Across the streets of Milan, 55 looks were revealed inside oversized transparent eggs. Each one showed a model in full Diesel, turning the launch into an open-air exhibition. The Diesel Egg Hunt was free for all, and even included prizes for the quickest. And while the fashion world was out hunting, South African amapiano star Daliwonga was spotted in the crowd, bringing some local energy to the front row.

“This is Diesel for the people, a collection discovered by the public at the same time as everyone else. Fashion is a game, and we are playing it: everybody gets to be on the front row.
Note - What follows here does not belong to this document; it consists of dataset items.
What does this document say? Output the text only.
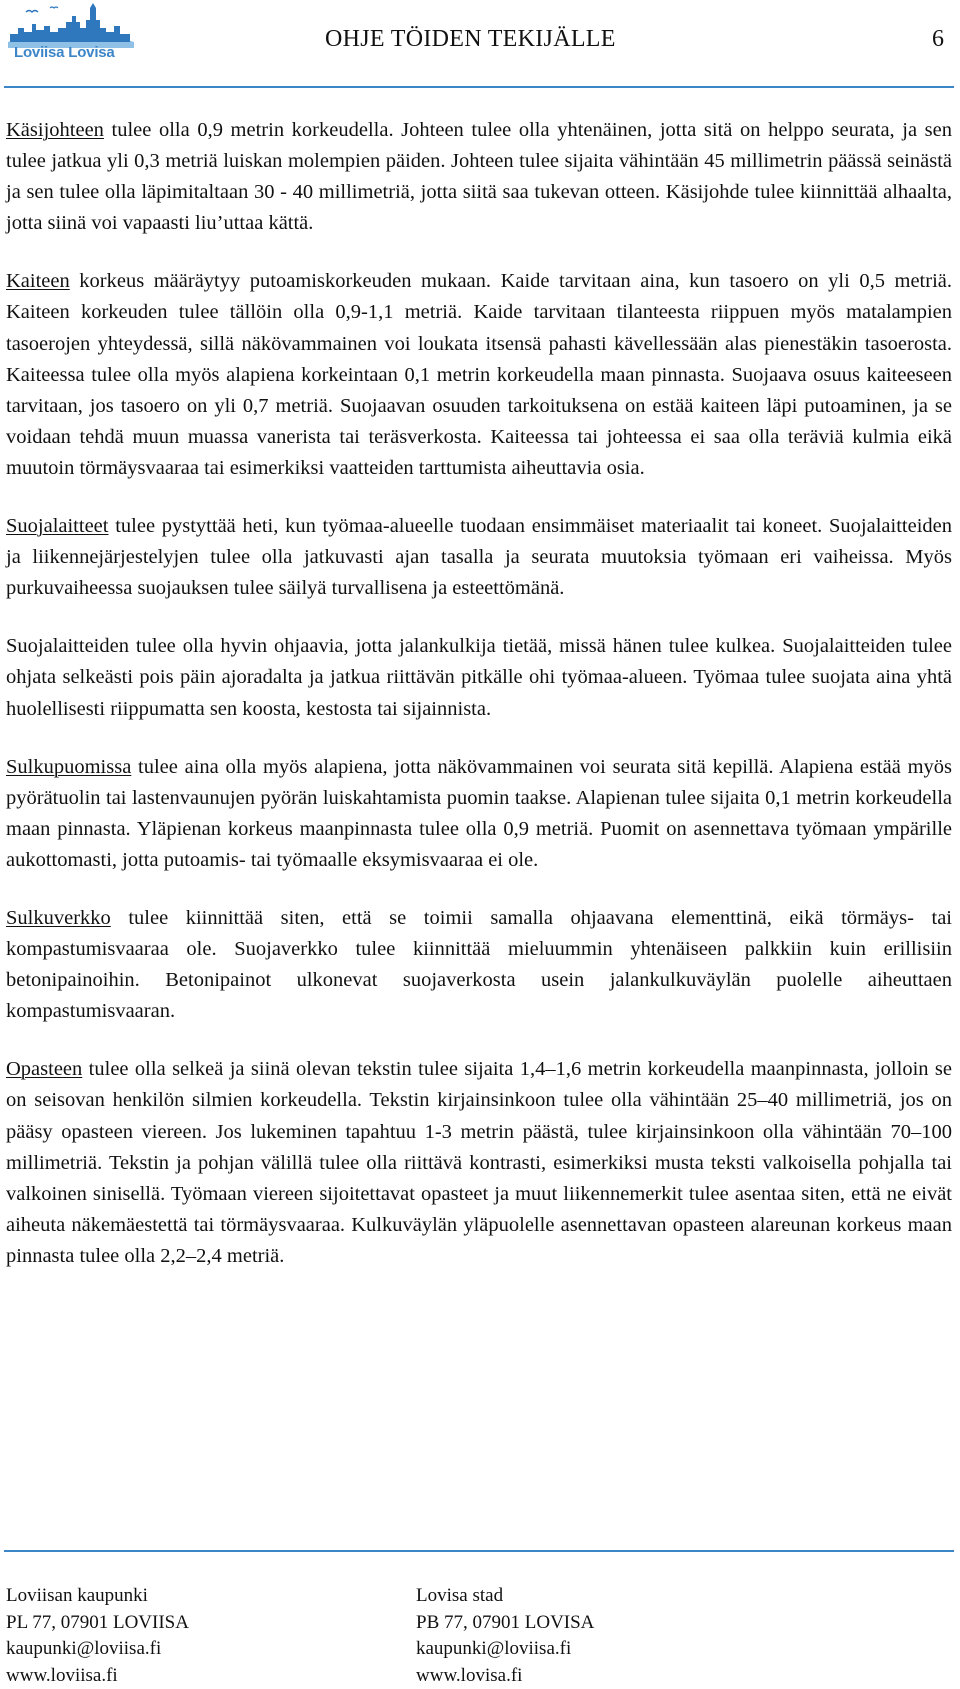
Loviisa Lovisa
OHJE TÖIDEN TEKIJÄLLE	6

Käsijohteen tulee olla 0,9 metrin korkeudella. Johteen tulee olla yhtenäinen, jotta sitä on helppo seurata, ja sen tulee jatkua yli 0,3 metriä luiskan molempien päiden. Johteen tulee sijaita vähintään 45 millimetrin päässä seinästä ja sen tulee olla läpimitaltaan 30 - 40 millimetriä, jotta siitä saa tukevan otteen. Käsijohde tulee kiinnittää alhaalta, jotta siinä voi vapaasti liu’uttaa kättä.

Kaiteen korkeus määräytyy putoamiskorkeuden mukaan. Kaide tarvitaan aina, kun tasoero on yli 0,5 metriä. Kaiteen korkeuden tulee tällöin olla 0,9-1,1 metriä. Kaide tarvitaan tilanteesta riippuen myös matalampien tasoerojen yhteydessä, sillä näkövammainen voi loukata itsensä pahasti kävellessään alas pienestäkin tasoerosta. Kaiteessa tulee olla myös alapiena korkeintaan 0,1 metrin korkeudella maan pinnasta. Suojaava osuus kaiteeseen tarvitaan, jos tasoero on yli 0,7 metriä. Suojaavan osuuden tarkoituksena on estää kaiteen läpi putoaminen, ja se voidaan tehdä muun muassa vanerista tai teräsverkosta. Kaiteessa tai johteessa ei saa olla teräviä kulmia eikä muutoin törmäysvaaraa tai esimerkiksi vaatteiden tarttumista aiheuttavia osia.

Suojalaitteet tulee pystyttää heti, kun työmaa-alueelle tuodaan ensimmäiset materiaalit tai koneet. Suojalaitteiden ja liikennejärjestelyjen tulee olla jatkuvasti ajan tasalla ja seurata muutoksia työmaan eri vaiheissa. Myös purkuvaiheessa suojauksen tulee säilyä turvallisena ja esteettömänä.

Suojalaitteiden tulee olla hyvin ohjaavia, jotta jalankulkija tietää, missä hänen tulee kulkea. Suojalaitteiden tulee ohjata selkeästi pois päin ajoradalta ja jatkua riittävän pitkälle ohi työmaa-alueen. Työmaa tulee suojata aina yhtä huolellisesti riippumatta sen koosta, kestosta tai sijainnista.

Sulkupuomissa tulee aina olla myös alapiena, jotta näkövammainen voi seurata sitä kepillä. Alapiena estää myös pyörätuolin tai lastenvaunujen pyörän luiskahtamista puomin taakse. Alapienan tulee sijaita 0,1 metrin korkeudella maan pinnasta. Yläpienan korkeus maanpinnasta tulee olla 0,9 metriä. Puomit on asennettava työmaan ympärille aukottomasti, jotta putoamis- tai työmaalle eksymisvaaraa ei ole.

Sulkuverkko tulee kiinnittää siten, että se toimii samalla ohjaavana elementtinä, eikä törmäys- tai kompastumisvaaraa ole. Suojaverkko tulee kiinnittää mieluummin yhtenäiseen palkkiin kuin erillisiin betonipainoihin. Betonipainot ulkonevat suojaverkosta usein jalankulkuväylän puolelle aiheuttaen kompastumisvaaran.

Opasteen tulee olla selkeä ja siinä olevan tekstin tulee sijaita 1,4–1,6 metrin korkeudella maanpinnasta, jolloin se on seisovan henkilön silmien korkeudella. Tekstin kirjainsinkoon tulee olla vähintään 25–40 millimetriä, jos on pääsy opasteen viereen. Jos lukeminen tapahtuu 1-3 metrin päästä, tulee kirjainsinkoon olla vähintään 70–100 millimetriä. Tekstin ja pohjan välillä tulee olla riittävä kontrasti, esimerkiksi musta teksti valkoisella pohjalla tai valkoinen sinisellä. Työmaan viereen sijoitettavat opasteet ja muut liikennemerkit tulee asentaa siten, että ne eivät aiheuta näkemäestettä tai törmäysvaaraa. Kulkuväylän yläpuolelle asennettavan opasteen alareunan korkeus maan pinnasta tulee olla 2,2–2,4 metriä.

Loviisan kaupunki
PL 77, 07901 LOVIISA
kaupunki@loviisa.fi
www.loviisa.fi
Lovisa stad
PB 77, 07901 LOVISA
kaupunki@loviisa.fi
www.lovisa.fi
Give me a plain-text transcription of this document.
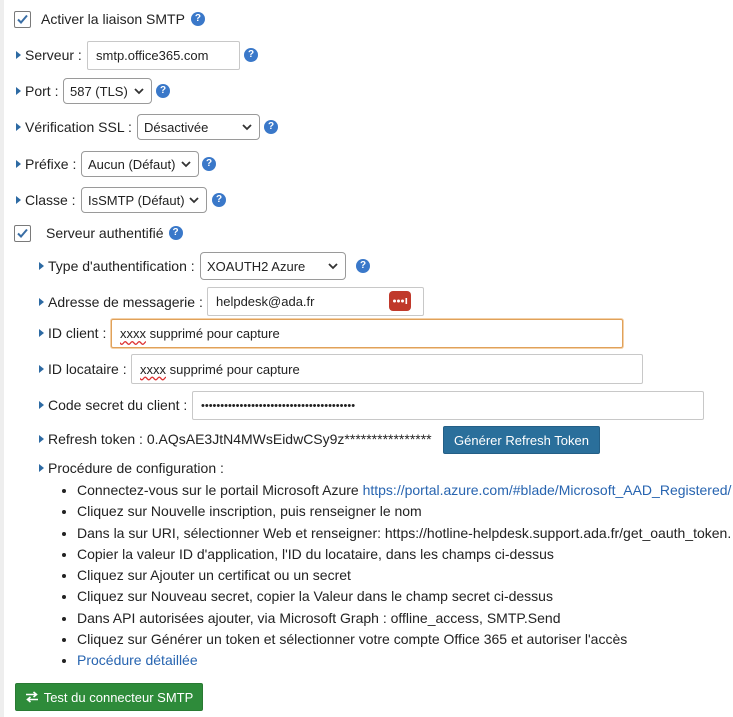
Activer la liaison SMTP ?
Serveur : smtp.office365.com	?
Port : 587 (TLS)	?
Vérification SSL : Désactivée	?
Préfixe : Aucun (Défaut)	?
Classe : IsSMTP (Défaut)	?
Serveur authentifié ?
Type d'authentification : XOAUTH2 Azure	?
Adresse de messagerie : helpdesk@ada.fr
ID client : xxxx supprimé pour capture
ID locataire : xxxx supprimé pour capture
Code secret du client : ••••••••••••••••••••••••••••••••••••••••
Refresh token : 0.AQsAE3JtN4MWsEidwCSy9z****************	Générer Refresh Token
Procédure de configuration :
• Connectez-vous sur le portail Microsoft Azure https://portal.azure.com/#blade/Microsoft_AAD_Registered/
• Cliquez sur Nouvelle inscription, puis renseigner le nom
• Dans la sur URI, sélectionner Web et renseigner: https://hotline-helpdesk.support.ada.fr/get_oauth_token.
• Copier la valeur ID d'application, l'ID du locataire, dans les champs ci-dessus
• Cliquez sur Ajouter un certificat ou un secret
• Cliquez sur Nouveau secret, copier la Valeur dans le champ secret ci-dessus
• Dans API autorisées ajouter, via Microsoft Graph : offline_access, SMTP.Send
• Cliquez sur Générer un token et sélectionner votre compte Office 365 et autoriser l'accès
• Procédure détaillée
Test du connecteur SMTP
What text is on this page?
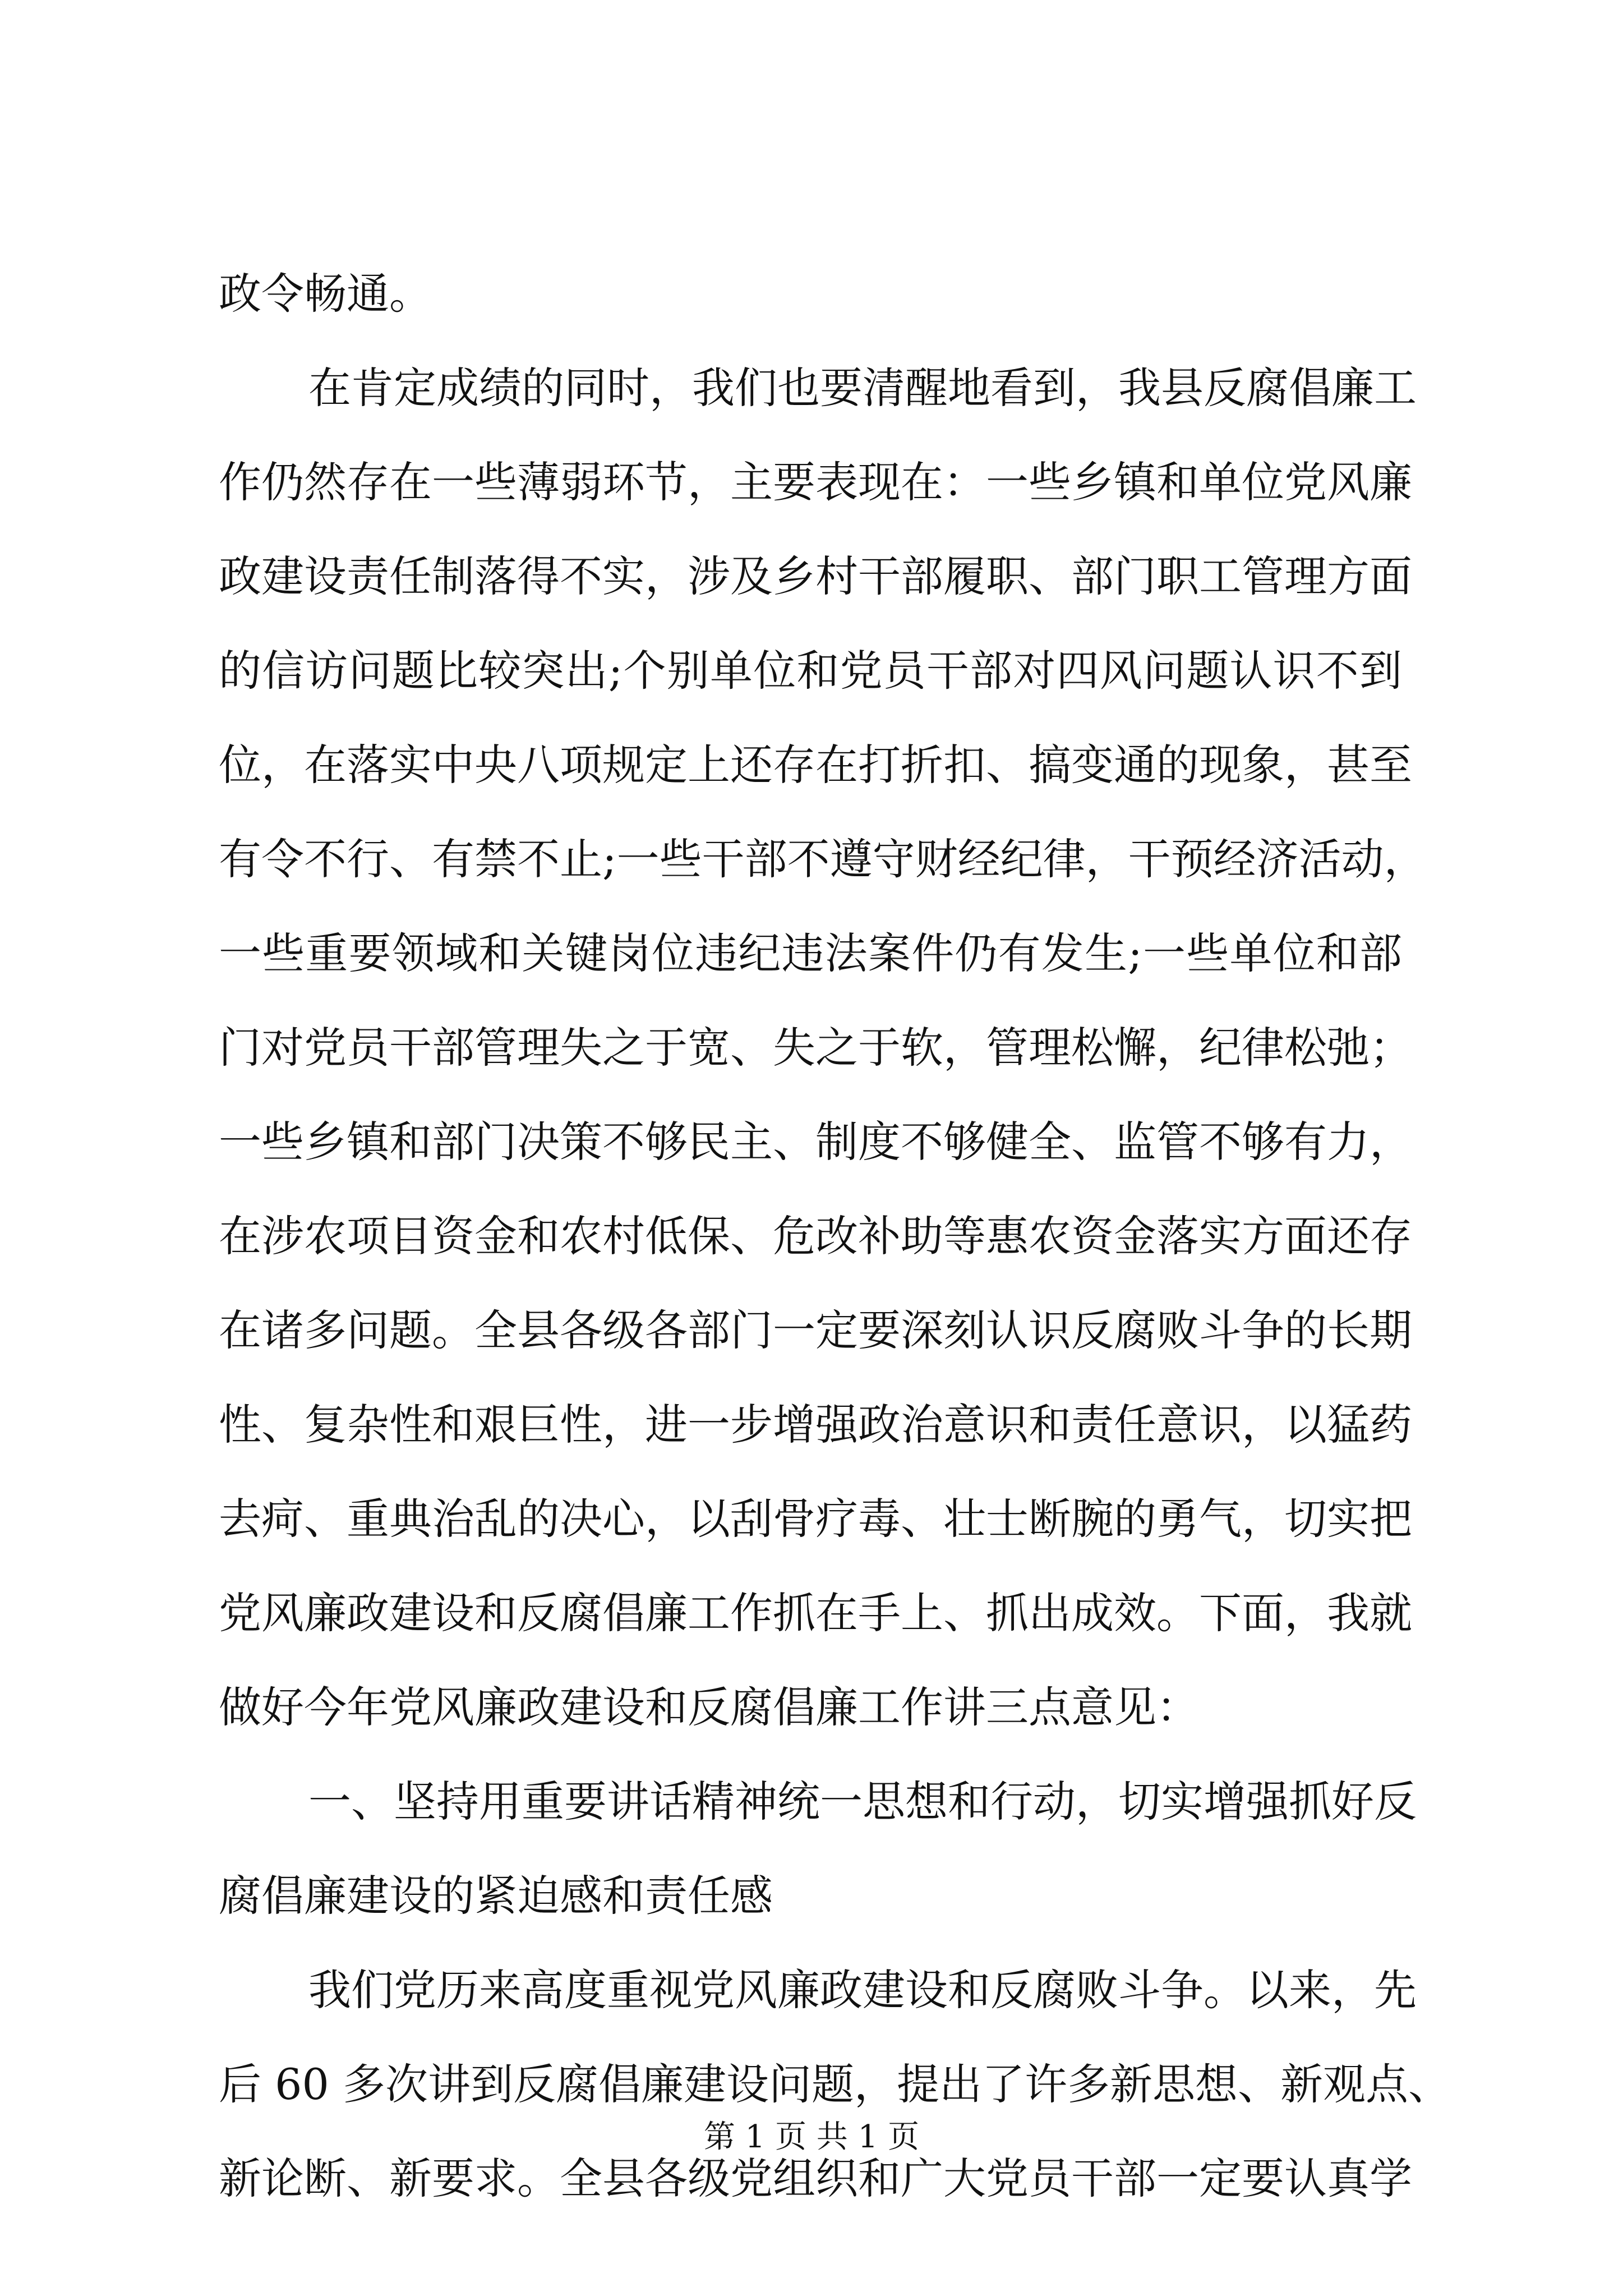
政令畅通。
在肯定成绩的同时，我们也要清醒地看到，我县反腐倡廉工
作仍然存在一些薄弱环节，主要表现在：一些乡镇和单位党风廉
政建设责任制落得不实，涉及乡村干部履职、部门职工管理方面
的信访问题比较突出;个别单位和党员干部对四风问题认识不到
位，在落实中央八项规定上还存在打折扣、搞变通的现象，甚至
有令不行、有禁不止;一些干部不遵守财经纪律，干预经济活动，
一些重要领域和关键岗位违纪违法案件仍有发生;一些单位和部
门对党员干部管理失之于宽、失之于软，管理松懈，纪律松弛；
一些乡镇和部门决策不够民主、制度不够健全、监管不够有力，
在涉农项目资金和农村低保、危改补助等惠农资金落实方面还存
在诸多问题。全县各级各部门一定要深刻认识反腐败斗争的长期
性、复杂性和艰巨性，进一步增强政治意识和责任意识，以猛药
去疴、重典治乱的决心，以刮骨疗毒、壮士断腕的勇气，切实把
党风廉政建设和反腐倡廉工作抓在手上、抓出成效。下面，我就
做好今年党风廉政建设和反腐倡廉工作讲三点意见：
一、坚持用重要讲话精神统一思想和行动，切实增强抓好反
腐倡廉建设的紧迫感和责任感
我们党历来高度重视党风廉政建设和反腐败斗争。以来，先
后 60 多次讲到反腐倡廉建设问题，提出了许多新思想、新观点、
新论断、新要求。全县各级党组织和广大党员干部一定要认真学
第 1 页 共 1 页
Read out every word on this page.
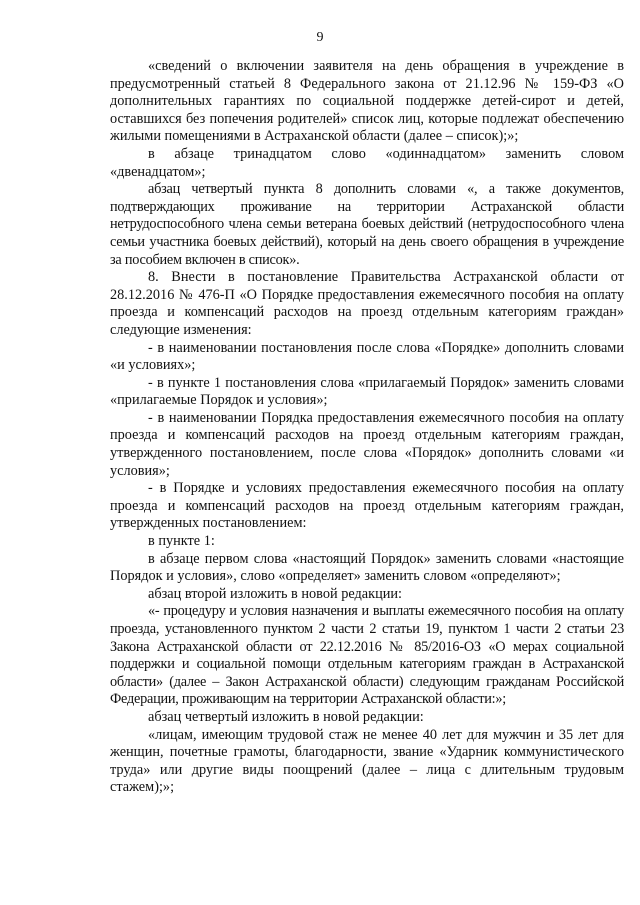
9

«сведений о включении заявителя на день обращения в учреждение в предусмотренный статьей 8 Федерального закона от 21.12.96 № 159-ФЗ «О дополнительных гарантиях по социальной поддержке детей-сирот и детей, оставшихся без попечения родителей» список лиц, которые подлежат обеспечению жилыми помещениями в Астраханской области (далее – список);»;

в абзаце тринадцатом слово «одиннадцатом» заменить словом «двенадцатом»;

абзац четвертый пункта 8 дополнить словами «, а также документов, подтверждающих проживание на территории Астраханской области нетрудоспособного члена семьи ветерана боевых действий (нетрудоспособного члена семьи участника боевых действий), который на день своего обращения в учреждение за пособием включен в список».

8. Внести в постановление Правительства Астраханской области от 28.12.2016 № 476-П «О Порядке предоставления ежемесячного пособия на оплату проезда и компенсаций расходов на проезд отдельным категориям граждан» следующие изменения:

- в наименовании постановления после слова «Порядке» дополнить словами «и условиях»;

- в пункте 1 постановления слова «прилагаемый Порядок» заменить словами «прилагаемые Порядок и условия»;

- в наименовании Порядка предоставления ежемесячного пособия на оплату проезда и компенсаций расходов на проезд отдельным категориям граждан, утвержденного постановлением, после слова «Порядок» дополнить словами «и условия»;

- в Порядке и условиях предоставления ежемесячного пособия на оплату проезда и компенсаций расходов на проезд отдельным категориям граждан, утвержденных постановлением:

в пункте 1:

в абзаце первом слова «настоящий Порядок» заменить словами «настоящие Порядок и условия», слово «определяет» заменить словом «определяют»;

абзац второй изложить в новой редакции:

«- процедуру и условия назначения и выплаты ежемесячного пособия на оплату проезда, установленного пунктом 2 части 2 статьи 19, пунктом 1 части 2 статьи 23 Закона Астраханской области от 22.12.2016 № 85/2016-ОЗ «О мерах социальной поддержки и социальной помощи отдельным категориям граждан в Астраханской области» (далее – Закон Астраханской области) следующим гражданам Российской Федерации, проживающим на территории Астраханской области:»;

абзац четвертый изложить в новой редакции:

«лицам, имеющим трудовой стаж не менее 40 лет для мужчин и 35 лет для женщин, почетные грамоты, благодарности, звание «Ударник коммунистического труда» или другие виды поощрений (далее – лица с длительным трудовым стажем);»;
Follow the rules, then break them, For Successful Living!” – Glenn Martens
The collection keeps pushing Diesel’s mix of disruption and wearability. Think apron dresses in distressed satin denim, reworked biker jackets with strapping details, leather cut like raw hides, and knits that look stitched together from different worlds. Layers flip inside-out, silhouettes trick the eye, and denim gets bleached from within, like an X-ray.


Looking at the collection as a whole, Diesel’s direction is clear: exaggerated layering, experimental denim treatments, and a constant play between utility and fantasy.
Straps, raw edges and double layers create a deconstructed, almost DIY feel, while the bold colours and new fabrications keep it sharp and contemporary. The message is simple: fashion can be playful, practical, and theatrical all at once.


Accessories play the same game. The new Load-D bag is slouchy with bold D-shaped pods, while the D-Pods version comes in denim with extra structure.
Shoes twist familiar shapes, strappy heels tangled at the ankle, loafers with oversized soles, and metallic details that catch the light.
Jewellery references animal skeletons and vertebrae, while new eyewear frames drop inside the egg hunt itself.
The new collection has a playful, chaotic, and democratic approach. Exactly what Diesel has been leaning into under Martens.
By taking the show to the streets, the brand flips fashion’s usual hierarchy, letting the public uncover the looks first-hand.
Credits
Behind the scenes, the show came together with styling by Ursina Gysi, hair by Gary Gill, and make-up by Inge Grognard for MAC Cosmetics. The concept was designed by Studio Dennis Vanderbroeck, with casting by Establishment NY. All guided under the creative direction of Glenn Martens.
Local Star Power
South African artist Daliwonga brought some homegrown flair to the Diesel front row in Milan. The amapiano hitmaker stepped out in a bold Diesel look that paired distressed denim with layered outerwear and sleek accessories.

His appearance added a local touch to the global guest list and underscored the brand’s growing ties with South African culture.